Broker Schedule

VM Schedules

The consumer VM is scheduled to start each night and stop each morning using a resource policy. The schedule is set when the VM instance is created. The schedule is disabled in testing instances. To view or update the schedule, see View and Access Resources: Compute Engine VMs To manually start/stop an instance, see Run the Broker.

Uptime Check Schedules

Note

The following setup is cumbersome and has the further disadvantage that it has to be scheduled separately from the VMs. Fixing it is part of #109.

The Cloud Function check_cue_response checks whether instances are running or terminated, as appropriate for the time of day.

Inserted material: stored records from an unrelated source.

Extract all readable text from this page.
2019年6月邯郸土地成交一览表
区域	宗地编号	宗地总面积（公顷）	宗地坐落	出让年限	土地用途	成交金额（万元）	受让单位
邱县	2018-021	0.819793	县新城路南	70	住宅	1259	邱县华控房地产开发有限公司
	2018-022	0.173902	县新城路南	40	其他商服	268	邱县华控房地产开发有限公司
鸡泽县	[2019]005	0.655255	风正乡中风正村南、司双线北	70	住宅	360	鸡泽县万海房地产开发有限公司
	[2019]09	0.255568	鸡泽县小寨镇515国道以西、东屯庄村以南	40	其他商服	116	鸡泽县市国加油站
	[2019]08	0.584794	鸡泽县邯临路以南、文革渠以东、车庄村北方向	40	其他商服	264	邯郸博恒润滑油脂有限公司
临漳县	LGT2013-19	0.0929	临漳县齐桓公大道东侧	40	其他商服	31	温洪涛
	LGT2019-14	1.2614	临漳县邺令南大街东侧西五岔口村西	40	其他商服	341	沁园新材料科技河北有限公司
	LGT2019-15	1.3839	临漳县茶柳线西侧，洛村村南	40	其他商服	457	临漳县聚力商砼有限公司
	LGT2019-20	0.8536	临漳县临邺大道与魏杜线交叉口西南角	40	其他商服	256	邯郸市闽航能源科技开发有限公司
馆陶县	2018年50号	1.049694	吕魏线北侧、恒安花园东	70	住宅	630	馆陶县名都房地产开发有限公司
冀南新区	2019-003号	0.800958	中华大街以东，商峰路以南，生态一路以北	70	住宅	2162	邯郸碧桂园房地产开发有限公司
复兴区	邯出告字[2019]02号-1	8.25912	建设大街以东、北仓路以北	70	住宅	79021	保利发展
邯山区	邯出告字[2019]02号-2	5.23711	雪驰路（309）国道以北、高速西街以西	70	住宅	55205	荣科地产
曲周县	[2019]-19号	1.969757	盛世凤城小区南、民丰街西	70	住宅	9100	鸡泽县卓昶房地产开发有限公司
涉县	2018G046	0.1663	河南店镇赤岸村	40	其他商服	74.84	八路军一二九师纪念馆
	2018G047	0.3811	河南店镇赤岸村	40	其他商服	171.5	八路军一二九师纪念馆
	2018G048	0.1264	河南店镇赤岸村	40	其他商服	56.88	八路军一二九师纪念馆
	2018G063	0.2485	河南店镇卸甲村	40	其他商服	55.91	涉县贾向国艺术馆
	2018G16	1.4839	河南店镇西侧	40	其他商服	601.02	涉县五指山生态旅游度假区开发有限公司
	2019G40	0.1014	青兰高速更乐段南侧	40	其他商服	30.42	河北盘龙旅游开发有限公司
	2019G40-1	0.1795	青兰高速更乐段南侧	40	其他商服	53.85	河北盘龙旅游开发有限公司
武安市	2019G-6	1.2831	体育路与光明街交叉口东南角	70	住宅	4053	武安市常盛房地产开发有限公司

The process looks like this:

Cloud Scheduler cron job -> Pub/Sub message -> Cloud Function

The cron job sends a Pub/Sub message that simply contains the cue: START or END. The Cloud Function receives the message, and checks whether the VMs are either running or stopped, as expected. If the response is not as expected, “Critical” errors are raised which trigger a GCP alerting policy. By default, the cron jobs of a Testing instance are paused immediately after creation.

Alerting policy

An alerting policy was created manually to notify Troy Raen of anything written to the log named check-cue-response-cloudfnc that has severity 'CRITICAL'. Every broker instance has a unique check_cue_response Cloud Function, but they all write to the same log. Therefore, a new policy does not need to be created with each new broker instance. (Also, recall that the auto-scheduler is typically only active in Production instances.)

To update the existing policy, or create a new one, see:

Where to look if there’s a problem

See View and Access Resources for details like where to view logs, how to ssh into a VM, and where to view Dataflow jobs on the GCP Console.